Hinterberger: „Unkenrufe der ÖVP sind verzichtbar!“
Zu den Forderungen der SPÖ zum zweigleisigen Vollausbau der Nordwestbahnstrecke zwischen Retz und Stockerau meint ein ÖVP Abgeordneter aus dem Bezirk abwertend: „Da redet der Blinde von der Farbe.“ „Anders als der Herr Abgeordnete behauptet, ist der zweigleisige Vollausbau der Nordwestbahn nicht nur machbar sondern auch sehr sinnvoll“ erklärt Stefan Hinterberger, Spitzenkandidat zur Landtagswahl der SPÖ im Bezirk Hollabrunn, er hält die Unkenrufe der ÖVP für verzichtbar, war es doch die ÖVP, die sich jahrelang gegen den Ausbau des zweiten Gleises gestellt hat. Hinterberger hat sich in mehreren Gesprächen mit Fachleuten abgesichert und hält fest: „Der zweigleisige Vollausbau ist durchgängig technisch machbar!“
Bereits im Dezember hat die Bezirks-SPÖ den Pendler*innen bei einer flächendeckenden Verteilaktion versichert, dass sie sich weiterhin für den zweigleisigen Vollausbau der Strecke einsetzen wird, denn nur dieser bringt echte Vorteile für die Pendler*innen und die Region so Hinterberger. Auch für Betriebe würde der Standort dadurch aufgewertet werden, hofft Hinterberger auf Arbeitsplätze in der Region. Neben schnelleren Verbindungen z.B. durch den Wegfall des Abwartens von Gegenzügen oder bei Verspätungen, gibt es aber auch viele weitere Vorteile die nicht auf den ersten Blick ersichtlich sind.
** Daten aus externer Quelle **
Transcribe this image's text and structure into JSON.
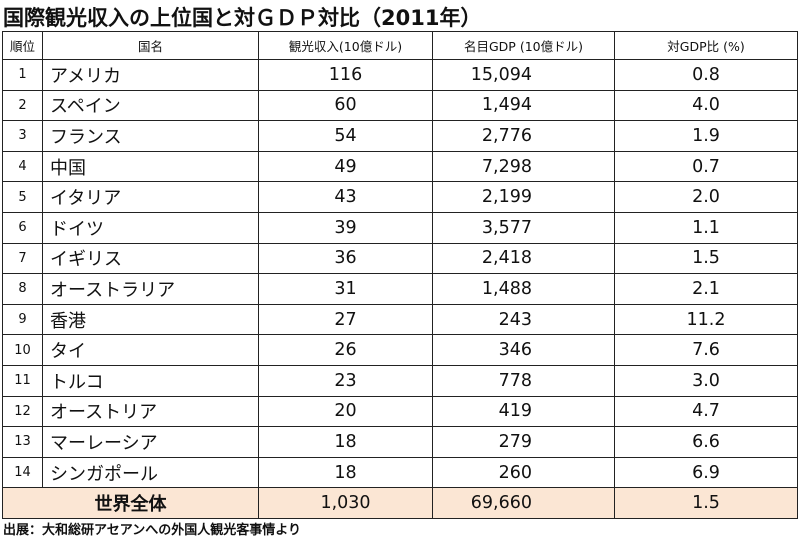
{
  "title": "国際観光収入の上位国と対ＧＤＰ対比（2011年）",
  "table": {
    "headers": {
      "rank": "順位",
      "country": "国名",
      "tourism": "観光収入(10億ドル)",
      "gdp": "名目GDP (10億ドル)",
      "ratio": "対GDP比 (%)"
    },
    "rows": [
      {
        "rank": "1",
        "country": "アメリカ",
        "tourism": "116",
        "gdp": "15,094",
        "ratio": "0.8"
      },
      {
        "rank": "2",
        "country": "スペイン",
        "tourism": "60",
        "gdp": "1,494",
        "ratio": "4.0"
      },
      {
        "rank": "3",
        "country": "フランス",
        "tourism": "54",
        "gdp": "2,776",
        "ratio": "1.9"
      },
      {
        "rank": "4",
        "country": "中国",
        "tourism": "49",
        "gdp": "7,298",
        "ratio": "0.7"
      },
      {
        "rank": "5",
        "country": "イタリア",
        "tourism": "43",
        "gdp": "2,199",
        "ratio": "2.0"
      },
      {
        "rank": "6",
        "country": "ドイツ",
        "tourism": "39",
        "gdp": "3,577",
        "ratio": "1.1"
      },
      {
        "rank": "7",
        "country": "イギリス",
        "tourism": "36",
        "gdp": "2,418",
        "ratio": "1.5"
      },
      {
        "rank": "8",
        "country": "オーストラリア",
        "tourism": "31",
        "gdp": "1,488",
        "ratio": "2.1"
      },
      {
        "rank": "9",
        "country": "香港",
        "tourism": "27",
        "gdp": "243",
        "ratio": "11.2"
      },
      {
        "rank": "10",
        "country": "タイ",
        "tourism": "26",
        "gdp": "346",
        "ratio": "7.6"
      },
      {
        "rank": "11",
        "country": "トルコ",
        "tourism": "23",
        "gdp": "778",
        "ratio": "3.0"
      },
      {
        "rank": "12",
        "country": "オーストリア",
        "tourism": "20",
        "gdp": "419",
        "ratio": "4.7"
      },
      {
        "rank": "13",
        "country": "マーレーシア",
        "tourism": "18",
        "gdp": "279",
        "ratio": "6.6"
      },
      {
        "rank": "14",
        "country": "シンガポール",
        "tourism": "18",
        "gdp": "260",
        "ratio": "6.9"
      }
    ],
    "total": {
      "label": "世界全体",
      "tourism": "1,030",
      "gdp": "69,660",
      "ratio": "1.5"
    }
  },
  "source": "出展：大和総研アセアンへの外国人観光客事情より",
  "colors": {
    "total_row_bg": "#fbe6d4",
    "border": "#222222"
  }
}
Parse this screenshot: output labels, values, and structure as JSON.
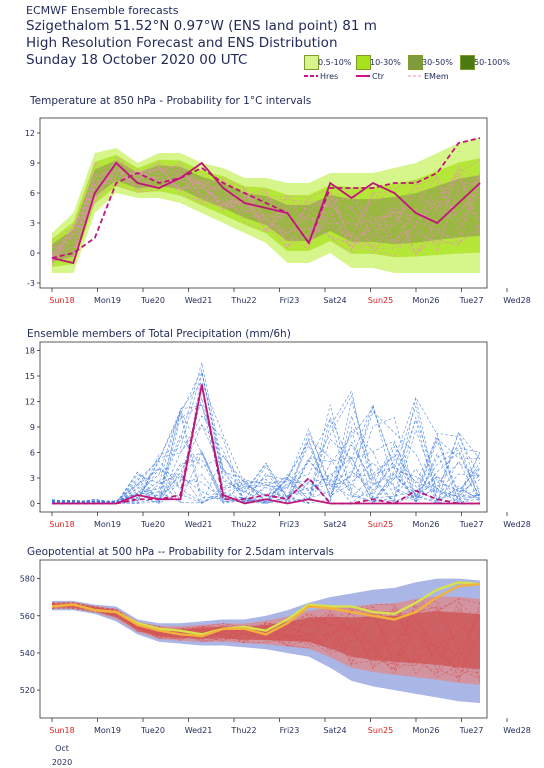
{
  "header": {
    "source": "ECMWF Ensemble forecasts",
    "location": "Szigethalom 51.52°N 0.97°W (ENS land point) 81 m",
    "subtitle": "High Resolution Forecast and ENS Distribution",
    "date": "Sunday 18 October 2020 00 UTC"
  },
  "legend": {
    "bins": [
      {
        "label": "0.5-10%",
        "color": "#d6f58a"
      },
      {
        "label": "10-30%",
        "color": "#a8e21c"
      },
      {
        "label": "30-50%",
        "color": "#7f9b3c"
      },
      {
        "label": "50-100%",
        "color": "#4b7a10"
      }
    ],
    "lines": [
      {
        "label": "Hres",
        "color": "#d0128a",
        "style": "dashed"
      },
      {
        "label": "Ctr",
        "color": "#d0128a",
        "style": "solid"
      },
      {
        "label": "EMem",
        "color": "#f08ac8",
        "style": "dashed"
      }
    ]
  },
  "x_ticks": [
    "Sun18",
    "Mon19",
    "Tue20",
    "Wed21",
    "Thu22",
    "Fri23",
    "Sat24",
    "Sun25",
    "Mon26",
    "Tue27",
    "Wed28"
  ],
  "x_tick_colors": [
    "#e0201c",
    "#1f2a57",
    "#1f2a57",
    "#1f2a57",
    "#1f2a57",
    "#1f2a57",
    "#1f2a57",
    "#e0201c",
    "#1f2a57",
    "#1f2a57",
    "#1f2a57"
  ],
  "x_sub": {
    "month": "Oct",
    "year": "2020"
  },
  "chart_data": [
    {
      "type": "area",
      "title": "Temperature at 850 hPa - Probability for 1°C intervals",
      "x": [
        0,
        0.5,
        1,
        1.5,
        2,
        2.5,
        3,
        3.5,
        4,
        4.5,
        5,
        5.5,
        6,
        6.5,
        7,
        7.5,
        8,
        8.5,
        9,
        9.5,
        10
      ],
      "ylim": [
        -3.5,
        13.5
      ],
      "yticks": [
        -3,
        0,
        3,
        6,
        9,
        12
      ],
      "envelope_lo": [
        -2,
        -2,
        4,
        6,
        5.5,
        5.5,
        5,
        4,
        3,
        2,
        1,
        -1,
        -1,
        0,
        -1.5,
        -1.5,
        -2,
        -2,
        -2,
        -2,
        -2
      ],
      "envelope_hi": [
        2,
        4,
        10,
        10.5,
        9,
        10,
        10,
        9,
        8.5,
        7.5,
        7.5,
        7,
        7,
        8,
        8,
        8,
        8.5,
        9,
        10,
        11,
        11.5
      ],
      "series": [
        {
          "name": "Hres",
          "values": [
            -0.5,
            0,
            1.5,
            7,
            8,
            7,
            7.5,
            8.5,
            7,
            6,
            5,
            4,
            1,
            6.5,
            6.5,
            6.5,
            7,
            7,
            8,
            11,
            11.5
          ]
        },
        {
          "name": "Ctr",
          "values": [
            -0.5,
            -1,
            6,
            9,
            7,
            6.5,
            7.5,
            9,
            6.5,
            5,
            4.5,
            4,
            1,
            7,
            5.5,
            7,
            6,
            4,
            3,
            5,
            7
          ]
        }
      ]
    },
    {
      "type": "line",
      "title": "Ensemble members of Total Precipitation (mm/6h)",
      "x": [
        0,
        0.5,
        1,
        1.5,
        2,
        2.5,
        3,
        3.5,
        4,
        4.5,
        5,
        5.5,
        6,
        6.5,
        7,
        7.5,
        8,
        8.5,
        9,
        9.5,
        10
      ],
      "ylim": [
        -1,
        19
      ],
      "yticks": [
        0,
        3,
        6,
        9,
        12,
        15,
        18
      ],
      "series": [
        {
          "name": "Hres",
          "values": [
            0,
            0,
            0,
            0,
            0.5,
            0.5,
            1,
            14,
            0.5,
            0.5,
            1,
            0.5,
            3,
            0,
            0,
            0.5,
            0,
            1.5,
            0.5,
            0,
            0
          ]
        },
        {
          "name": "Ctr",
          "values": [
            0,
            0,
            0,
            0,
            1,
            0.5,
            0.5,
            14,
            1,
            0,
            0.5,
            0,
            0.5,
            0,
            0,
            0,
            0,
            0,
            0,
            0,
            0
          ]
        }
      ],
      "members_max": [
        0.5,
        0.5,
        0.5,
        0.5,
        4,
        6,
        12,
        17,
        9,
        3,
        5,
        4,
        9,
        12,
        14,
        12,
        11,
        13,
        10,
        9,
        7
      ]
    },
    {
      "type": "area",
      "title": "Geopotential at 500 hPa -- Probability for 2.5dam intervals",
      "x": [
        0,
        0.5,
        1,
        1.5,
        2,
        2.5,
        3,
        3.5,
        4,
        4.5,
        5,
        5.5,
        6,
        6.5,
        7,
        7.5,
        8,
        8.5,
        9,
        9.5,
        10
      ],
      "ylim": [
        505,
        590
      ],
      "yticks": [
        520,
        540,
        560,
        580
      ],
      "envelope_lo": [
        563,
        563,
        561,
        557,
        550,
        546,
        545,
        544,
        544,
        543,
        542,
        540,
        538,
        532,
        525,
        522,
        520,
        518,
        516,
        514,
        513
      ],
      "envelope_hi": [
        568,
        568,
        566,
        565,
        558,
        556,
        556,
        557,
        558,
        558,
        560,
        563,
        567,
        570,
        572,
        574,
        575,
        578,
        580,
        580,
        579
      ],
      "series": [
        {
          "name": "Hres",
          "values": [
            565,
            566,
            563,
            562,
            556,
            553,
            552,
            550,
            553,
            554,
            552,
            558,
            566,
            565,
            565,
            562,
            561,
            567,
            574,
            578,
            577
          ]
        },
        {
          "name": "Ctr",
          "values": [
            565,
            566,
            563,
            562,
            555,
            552,
            550,
            549,
            553,
            553,
            550,
            556,
            565,
            564,
            562,
            560,
            558,
            562,
            570,
            576,
            577
          ]
        }
      ]
    }
  ]
}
Wird ein voller zweigleisiger Ausbau durchgeführt, so könnten Baustellen bzw. Wartungen & Inspektionen auch unter Tags durchgeführt werden, weil ein Gleis weiter zur Verfügung bliebe und der Betrieb so wie bisher als Ersatzbetrieb fortgeführt werden könnte. Das heißt es müsste kein Schienenersatzverkehr bei Bautätigkeiten eingeführt werden. Hinterberger erklärt einen weiteren Vorteil: „Dies würde jene Mitarbeiter*innen entlasten, die bei den Baustellen oder Wartungen & Inspektionen mitwirken, da weniger Nacht- und Wochenendstunden notwendig wären, so hätten diese zum Beispiel mehr gemeinsame Zeit mit ihren Familien. Dadurch würde man natürlich auch Kosten sparen.
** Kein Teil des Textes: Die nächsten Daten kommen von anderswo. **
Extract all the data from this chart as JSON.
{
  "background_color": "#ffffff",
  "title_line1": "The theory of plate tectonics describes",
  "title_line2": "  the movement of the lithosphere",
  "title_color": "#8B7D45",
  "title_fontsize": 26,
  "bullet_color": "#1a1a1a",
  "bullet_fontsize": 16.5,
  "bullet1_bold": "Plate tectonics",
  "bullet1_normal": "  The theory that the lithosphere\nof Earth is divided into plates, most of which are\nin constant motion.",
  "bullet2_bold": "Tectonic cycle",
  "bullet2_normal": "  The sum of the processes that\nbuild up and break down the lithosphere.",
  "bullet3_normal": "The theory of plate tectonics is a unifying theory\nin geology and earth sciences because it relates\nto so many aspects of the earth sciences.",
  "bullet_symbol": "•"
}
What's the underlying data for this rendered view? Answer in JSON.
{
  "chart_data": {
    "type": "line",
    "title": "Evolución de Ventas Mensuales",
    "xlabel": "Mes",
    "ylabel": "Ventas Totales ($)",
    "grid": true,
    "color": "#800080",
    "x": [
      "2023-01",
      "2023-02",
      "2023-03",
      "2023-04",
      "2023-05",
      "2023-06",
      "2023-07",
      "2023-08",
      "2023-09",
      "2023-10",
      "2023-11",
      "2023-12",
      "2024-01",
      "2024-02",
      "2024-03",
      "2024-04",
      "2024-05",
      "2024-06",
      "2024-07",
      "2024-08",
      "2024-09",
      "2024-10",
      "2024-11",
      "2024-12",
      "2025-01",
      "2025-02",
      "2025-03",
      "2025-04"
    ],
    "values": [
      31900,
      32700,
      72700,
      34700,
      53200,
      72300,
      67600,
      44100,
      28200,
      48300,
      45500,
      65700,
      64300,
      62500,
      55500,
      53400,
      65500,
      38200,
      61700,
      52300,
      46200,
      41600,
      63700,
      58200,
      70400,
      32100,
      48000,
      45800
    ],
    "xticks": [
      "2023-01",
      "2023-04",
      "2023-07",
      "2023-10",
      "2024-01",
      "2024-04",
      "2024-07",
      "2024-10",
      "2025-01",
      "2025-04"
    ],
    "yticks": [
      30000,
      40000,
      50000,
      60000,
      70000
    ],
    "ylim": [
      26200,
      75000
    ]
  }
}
In anderen Regionen in Niederösterreich wie im Süden, in St. Pölten oder Tullnerfeld gibt es längst zeitgemäße Verbindungen. Der Bezirk Hollabrunn und vor allem der öffentliche Verkehr im Bezirk Hollabrunn darf daher aus Sicht der SPÖ vom Land Niederösterreich nicht länger stiefmütterlich behandelt werden, auch im Hinblick darauf, wenn man die Energiewende noch irgendwie schaffen möchte. Die ÖVP in Niederösterreich hat bis dato aber nur großzügig in jenen Gebieten in die Infrastruktur investiert, in denen sie um den Machtverlust fürchtete, vielleicht ändert sich ja nach der Landtagswahl etwas zum Positiven hofft Hinterberger auf den 29. Jänner.